In this paper, we used the Solidity source code of smart contracts to build a novel approach to identify and repair vulnerabilities. This approach utilized a two tiered flow for identifying and repairing vulnerabilities. First, the Slither static code analyzer and a Random Forest Classifier were used to identify malicious smart contracts and their specific vulnerabilities. These malicious smart contracts and their vulnerabilities were used as parameters in a prompt on two separate LLMs, GPT-3.5-Turbo and Llama-2-7B. This prompt was a result of prompt engineering using Chain of Thought reasoning. The two smart contract repair models, one using pre-trained GPT3.5-Turbo and the other a fine-tuned Llama-2-7B, reduced the overall vulnerability count by 97.5% and 96.7% respectively. This novel approach, with state of the art accuracy, allows for smart contracts to be screened and repaired before being deployed. Thus, cybercriminals are unable to exploit vulnerabilites in the contracts. Indeed, this paper establishes a framework that is easy to use, with reliable results, increasing access to safe smart contracts for all. Using the ”Two Timin’” framework, businesses and DAOs can utilize LLMs to repair smart contracts efficiently and effectively, an important step forward as the prevalence of blockchain continues to increase.

FUTURE WORK

Different methods of classifiers powered by transformers or neural networks could be used to identify malicious smart contracts.
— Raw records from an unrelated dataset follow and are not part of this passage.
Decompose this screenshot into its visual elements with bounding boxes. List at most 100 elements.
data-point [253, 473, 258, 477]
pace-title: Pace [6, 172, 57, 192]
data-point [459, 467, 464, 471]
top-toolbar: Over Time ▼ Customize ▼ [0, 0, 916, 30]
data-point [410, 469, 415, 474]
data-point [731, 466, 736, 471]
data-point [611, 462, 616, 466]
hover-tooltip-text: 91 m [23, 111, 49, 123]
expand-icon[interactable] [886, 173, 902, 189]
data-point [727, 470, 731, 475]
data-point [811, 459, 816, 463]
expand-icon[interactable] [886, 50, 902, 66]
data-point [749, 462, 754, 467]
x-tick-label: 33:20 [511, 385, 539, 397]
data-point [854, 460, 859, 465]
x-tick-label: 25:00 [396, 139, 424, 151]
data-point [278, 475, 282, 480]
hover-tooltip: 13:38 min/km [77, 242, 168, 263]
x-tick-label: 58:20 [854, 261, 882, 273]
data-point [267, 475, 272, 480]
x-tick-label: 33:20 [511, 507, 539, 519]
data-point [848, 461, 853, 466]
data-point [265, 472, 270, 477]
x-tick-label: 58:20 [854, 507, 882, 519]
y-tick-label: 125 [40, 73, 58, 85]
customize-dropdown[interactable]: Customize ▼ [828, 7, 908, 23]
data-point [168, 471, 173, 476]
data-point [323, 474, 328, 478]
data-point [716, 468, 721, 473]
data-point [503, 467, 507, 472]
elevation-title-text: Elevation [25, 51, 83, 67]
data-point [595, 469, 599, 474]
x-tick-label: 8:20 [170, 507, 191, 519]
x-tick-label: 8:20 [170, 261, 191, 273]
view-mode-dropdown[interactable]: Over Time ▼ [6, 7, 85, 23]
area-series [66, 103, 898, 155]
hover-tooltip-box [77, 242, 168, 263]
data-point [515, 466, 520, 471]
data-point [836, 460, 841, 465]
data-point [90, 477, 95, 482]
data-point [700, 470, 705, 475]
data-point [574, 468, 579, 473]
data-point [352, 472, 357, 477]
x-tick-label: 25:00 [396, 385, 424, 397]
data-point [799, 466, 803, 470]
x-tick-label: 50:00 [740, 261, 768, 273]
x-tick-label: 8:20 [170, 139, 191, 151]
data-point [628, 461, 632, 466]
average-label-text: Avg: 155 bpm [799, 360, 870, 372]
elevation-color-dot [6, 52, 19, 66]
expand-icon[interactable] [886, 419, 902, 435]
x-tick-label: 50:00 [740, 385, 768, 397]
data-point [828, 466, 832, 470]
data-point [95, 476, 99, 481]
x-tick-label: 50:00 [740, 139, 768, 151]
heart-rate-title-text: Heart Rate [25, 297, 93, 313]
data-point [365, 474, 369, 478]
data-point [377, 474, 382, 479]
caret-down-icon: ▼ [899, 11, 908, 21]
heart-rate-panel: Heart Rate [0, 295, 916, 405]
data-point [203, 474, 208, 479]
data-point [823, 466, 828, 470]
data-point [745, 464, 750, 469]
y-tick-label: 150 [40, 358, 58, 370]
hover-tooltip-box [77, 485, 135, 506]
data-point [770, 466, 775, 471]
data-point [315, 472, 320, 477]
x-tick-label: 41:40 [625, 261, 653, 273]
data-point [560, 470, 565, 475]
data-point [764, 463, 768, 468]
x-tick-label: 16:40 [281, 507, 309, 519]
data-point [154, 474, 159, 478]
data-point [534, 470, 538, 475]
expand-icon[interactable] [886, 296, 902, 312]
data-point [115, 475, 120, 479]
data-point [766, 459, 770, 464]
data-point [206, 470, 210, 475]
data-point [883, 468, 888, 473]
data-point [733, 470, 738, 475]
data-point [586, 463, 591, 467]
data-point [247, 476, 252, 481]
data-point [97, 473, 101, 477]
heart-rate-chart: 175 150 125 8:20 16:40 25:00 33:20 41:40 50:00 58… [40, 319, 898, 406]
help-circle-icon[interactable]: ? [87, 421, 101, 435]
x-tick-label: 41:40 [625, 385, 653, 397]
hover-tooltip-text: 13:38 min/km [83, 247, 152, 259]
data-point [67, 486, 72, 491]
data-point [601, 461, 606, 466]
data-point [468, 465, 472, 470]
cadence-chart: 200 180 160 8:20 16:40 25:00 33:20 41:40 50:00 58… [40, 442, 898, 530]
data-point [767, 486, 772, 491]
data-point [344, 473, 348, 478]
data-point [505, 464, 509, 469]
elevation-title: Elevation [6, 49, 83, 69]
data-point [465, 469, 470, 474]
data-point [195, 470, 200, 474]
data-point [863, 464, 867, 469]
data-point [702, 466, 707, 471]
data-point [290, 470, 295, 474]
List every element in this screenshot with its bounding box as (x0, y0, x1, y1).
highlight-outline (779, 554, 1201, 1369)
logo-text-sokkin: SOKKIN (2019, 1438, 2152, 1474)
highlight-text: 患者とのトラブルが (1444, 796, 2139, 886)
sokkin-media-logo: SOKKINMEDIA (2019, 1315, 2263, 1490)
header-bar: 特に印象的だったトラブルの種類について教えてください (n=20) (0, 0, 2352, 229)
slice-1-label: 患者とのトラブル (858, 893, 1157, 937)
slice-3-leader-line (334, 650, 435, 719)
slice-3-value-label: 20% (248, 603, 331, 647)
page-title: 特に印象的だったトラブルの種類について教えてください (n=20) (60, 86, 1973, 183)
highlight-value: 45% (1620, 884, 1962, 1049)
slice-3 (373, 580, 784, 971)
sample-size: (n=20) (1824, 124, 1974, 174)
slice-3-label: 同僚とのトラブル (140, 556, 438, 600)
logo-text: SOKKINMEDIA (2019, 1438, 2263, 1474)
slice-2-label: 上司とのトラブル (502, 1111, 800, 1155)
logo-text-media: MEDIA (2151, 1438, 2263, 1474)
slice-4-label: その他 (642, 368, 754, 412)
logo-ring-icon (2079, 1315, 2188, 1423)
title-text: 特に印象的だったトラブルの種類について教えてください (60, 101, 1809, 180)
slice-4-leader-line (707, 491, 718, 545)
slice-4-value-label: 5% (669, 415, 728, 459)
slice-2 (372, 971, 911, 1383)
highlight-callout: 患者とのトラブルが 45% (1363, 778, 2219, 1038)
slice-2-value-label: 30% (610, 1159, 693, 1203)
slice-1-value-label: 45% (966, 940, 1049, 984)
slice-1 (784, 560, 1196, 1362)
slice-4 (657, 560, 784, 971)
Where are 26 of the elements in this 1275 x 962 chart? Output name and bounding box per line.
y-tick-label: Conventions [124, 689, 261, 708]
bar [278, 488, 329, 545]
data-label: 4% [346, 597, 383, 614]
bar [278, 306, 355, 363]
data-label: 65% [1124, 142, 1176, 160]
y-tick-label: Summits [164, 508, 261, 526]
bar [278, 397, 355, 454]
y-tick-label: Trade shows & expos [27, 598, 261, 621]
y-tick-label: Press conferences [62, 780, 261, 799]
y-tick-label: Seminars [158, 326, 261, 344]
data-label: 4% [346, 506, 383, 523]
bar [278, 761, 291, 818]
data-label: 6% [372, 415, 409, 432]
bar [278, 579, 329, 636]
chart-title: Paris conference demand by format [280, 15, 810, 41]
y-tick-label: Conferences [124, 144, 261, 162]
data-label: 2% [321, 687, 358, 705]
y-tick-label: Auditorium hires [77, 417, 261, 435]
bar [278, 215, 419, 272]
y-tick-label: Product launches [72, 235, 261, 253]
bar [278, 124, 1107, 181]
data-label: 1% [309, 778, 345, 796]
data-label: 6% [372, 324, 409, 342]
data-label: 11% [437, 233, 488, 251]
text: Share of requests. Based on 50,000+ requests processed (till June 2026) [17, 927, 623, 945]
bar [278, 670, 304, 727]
These could learn across a broader concentration of data with access to a larger proportion of malicious smart contracts. In addition, more finetuning could be completed on Llama-2-7B, with more hidden layers and a larger dataset in order to raise its error correction rate above that of GPT-3.5- Turbo. At the time of writing this paper, GPT-3.5-Turbo is unable to be fine-tuned, however if fine-tuning capabilities were to be developed, further research could focus on fine tuning GPT-3.5-Turbo for repairing smart contracts. Moreover, advances in PEFT and/or QLoRa could allow for a less memory intensive but more accurate LLM for repairing smart contracts.